Nach dem Besuch von Bundeskanzlerin Merkel im vergangenen Jahr symbolisiere nun Schäubles Reise nach Athen eine engere Zusammenarbeit. Große Hoffnungen setzt Chatzidakis auf den geplanten Wachstumsfonds für Griechenland, über den beim Besuch Schäubles gesprochen werden soll. Der unter anderem mit Finanzmitteln der Kreditanstalt für Wiederaufbau (KfW) ausgestattete Fonds soll Kredite an griechische Klein- und Mittelbetriebe vergeben.
"Wir brauchen diesen Fonds, um unsere Wirtschat anzukurbeln", sagte Chatzidakis. Der Minister erwartet, dass 2013 das letzte Rezessionsjahr für Griechenland sein wird. "Wir gewinnen Wettbewerbsfähigkeit zurück, niemand spricht mehr von einem Grexit", sagte Chatzidakis.
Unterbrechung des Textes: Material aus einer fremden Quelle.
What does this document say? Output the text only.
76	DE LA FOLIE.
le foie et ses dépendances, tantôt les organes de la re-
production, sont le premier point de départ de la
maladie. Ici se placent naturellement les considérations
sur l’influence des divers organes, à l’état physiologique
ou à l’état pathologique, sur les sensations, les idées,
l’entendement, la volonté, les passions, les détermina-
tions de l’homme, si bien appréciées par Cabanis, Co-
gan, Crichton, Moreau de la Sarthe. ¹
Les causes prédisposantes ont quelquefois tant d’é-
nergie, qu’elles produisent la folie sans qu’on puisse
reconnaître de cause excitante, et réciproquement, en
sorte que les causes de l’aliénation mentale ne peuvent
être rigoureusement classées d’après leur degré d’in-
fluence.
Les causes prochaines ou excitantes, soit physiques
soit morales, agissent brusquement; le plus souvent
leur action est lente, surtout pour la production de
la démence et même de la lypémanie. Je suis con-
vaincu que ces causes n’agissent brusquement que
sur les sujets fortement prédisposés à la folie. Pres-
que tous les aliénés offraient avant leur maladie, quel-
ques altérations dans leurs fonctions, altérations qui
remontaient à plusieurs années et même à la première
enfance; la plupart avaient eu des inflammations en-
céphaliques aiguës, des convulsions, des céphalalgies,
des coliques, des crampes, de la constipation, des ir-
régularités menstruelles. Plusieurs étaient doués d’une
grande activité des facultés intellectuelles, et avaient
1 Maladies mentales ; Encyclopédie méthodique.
Mit Grexit ist ein Ausscheiden Griechenlands aus der Euro-Zone gemeint.
Er verteidigte die in Griechenland umstrittenen Stellenstreichungen im öffentlichen Dienst: "Diese Sparmaßnahmen sind für unsere internationale Glaubwürdigkeit ebenso wichtig wie für die Konsolidierung der öffentlichen Finanzen."
EZB-Direktoriumsmitglied Asmussen will an Troika festhalten
Das Direktoriumsmitglied der Europäischen Zentralbank, Jörg Asmussen, hat Überlegungen aus der EU-Kommission zurückgewiesen, die Troika aus EU, IWF und EZB aufzulösen. "Es gibt zu der Troika kurzfristig keine funktionierende Alternative", sagte Asmussen der "Rheinischen Post".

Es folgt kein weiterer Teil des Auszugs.